In the book, the author narrates her experience on her farm in Kenya, especially the issues that came from living together with the local people. People from two tribes, the Kikuyu and the Masai, worked for her in the coffee plantation and baroness Blixen (Isak Dinesen is the pseudonym of baroness Karen Blixen) talks a lot about their different points of view about almost everything, so difficult but so necessary to understand for Europeans if they wanted to make things work and succeed there on the farms.
She also talks about the visitors on the farm: people from every European country who went to that part of the world and couldn’t go back because they fell in love with Africa. They organized expeditions into the wild and I was astonished when I discovered that a woman from Danish high society could hunt lions with her rifle as well as any man.
The only thing missing in this book is just the narrator and author’s personal life. She never gives her opinion about the troubles she is involved in, both with the local people and with the farm; she just tells us what happened and how she dealt with it and this makes you experience that strange country more vividly because you are reading the conversations with the indigenous and you just feel as lost as the author must have felt there. She neither talks about her husband nor about her lover, the Englishmen Denys Finch-Hatton, who is addressed in the book as one of the visitors on the farm without giving away anything else that makes you think they were more than friends. I knew the whole personal story when I read my edition’s prologue – I read the prologues at the end because sometimes it turns out that the prologue tells you the whole story, and then what are you reading the book for? – and I wondered why she didn’t write about anything but the facts of the farm.

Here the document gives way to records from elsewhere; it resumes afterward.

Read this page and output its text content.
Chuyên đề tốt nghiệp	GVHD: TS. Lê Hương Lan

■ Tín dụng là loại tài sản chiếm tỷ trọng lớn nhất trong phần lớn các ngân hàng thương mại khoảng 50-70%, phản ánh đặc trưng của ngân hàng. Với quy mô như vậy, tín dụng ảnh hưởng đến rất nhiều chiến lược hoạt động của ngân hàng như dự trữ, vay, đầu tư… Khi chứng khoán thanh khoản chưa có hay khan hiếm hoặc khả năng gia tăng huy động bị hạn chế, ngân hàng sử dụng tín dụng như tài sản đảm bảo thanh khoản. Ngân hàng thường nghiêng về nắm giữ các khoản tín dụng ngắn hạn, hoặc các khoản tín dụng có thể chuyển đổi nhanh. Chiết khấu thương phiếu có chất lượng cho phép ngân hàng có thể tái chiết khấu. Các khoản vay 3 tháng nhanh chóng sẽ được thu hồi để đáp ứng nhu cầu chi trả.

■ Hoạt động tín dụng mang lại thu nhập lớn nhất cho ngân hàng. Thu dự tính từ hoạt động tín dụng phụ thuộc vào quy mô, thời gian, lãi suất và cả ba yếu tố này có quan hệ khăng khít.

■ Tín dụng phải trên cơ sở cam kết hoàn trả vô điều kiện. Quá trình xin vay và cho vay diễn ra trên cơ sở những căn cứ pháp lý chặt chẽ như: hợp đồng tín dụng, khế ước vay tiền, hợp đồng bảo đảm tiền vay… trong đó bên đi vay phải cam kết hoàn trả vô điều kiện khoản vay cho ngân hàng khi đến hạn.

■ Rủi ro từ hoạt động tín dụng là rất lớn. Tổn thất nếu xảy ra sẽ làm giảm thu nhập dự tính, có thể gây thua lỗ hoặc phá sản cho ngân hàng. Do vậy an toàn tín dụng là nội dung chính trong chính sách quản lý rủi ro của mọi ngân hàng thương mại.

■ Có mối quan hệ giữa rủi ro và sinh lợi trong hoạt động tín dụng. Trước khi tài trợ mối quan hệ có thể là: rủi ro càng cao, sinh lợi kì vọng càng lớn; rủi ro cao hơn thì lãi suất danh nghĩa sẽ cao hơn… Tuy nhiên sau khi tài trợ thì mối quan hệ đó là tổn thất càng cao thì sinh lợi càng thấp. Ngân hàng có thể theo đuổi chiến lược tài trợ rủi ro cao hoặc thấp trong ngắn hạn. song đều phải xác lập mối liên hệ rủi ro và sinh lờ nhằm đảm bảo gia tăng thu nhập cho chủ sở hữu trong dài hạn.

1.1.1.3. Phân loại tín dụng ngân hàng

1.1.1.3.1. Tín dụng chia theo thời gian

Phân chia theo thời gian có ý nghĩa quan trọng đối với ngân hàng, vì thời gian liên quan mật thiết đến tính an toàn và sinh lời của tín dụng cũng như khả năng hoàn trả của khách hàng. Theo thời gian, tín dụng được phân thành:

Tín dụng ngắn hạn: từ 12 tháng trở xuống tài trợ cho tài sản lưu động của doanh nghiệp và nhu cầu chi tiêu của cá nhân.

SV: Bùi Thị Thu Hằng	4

The narrative style is very descriptive and the author spends a lot of pages telling you how the scenery or the people were. That makes the book slow but enjoyable if you have enough time to sit down and imagine those hills.
Summarizing, this is more or less an autobiography of Karen Blixen in which you can discover the beautiful landscapes of Africa, where you can have a gazelle as a pet but you also have to take care because a leopard is living in a forest next to your house, and learn about the difficulties of living on a plantation with people who are very different from you.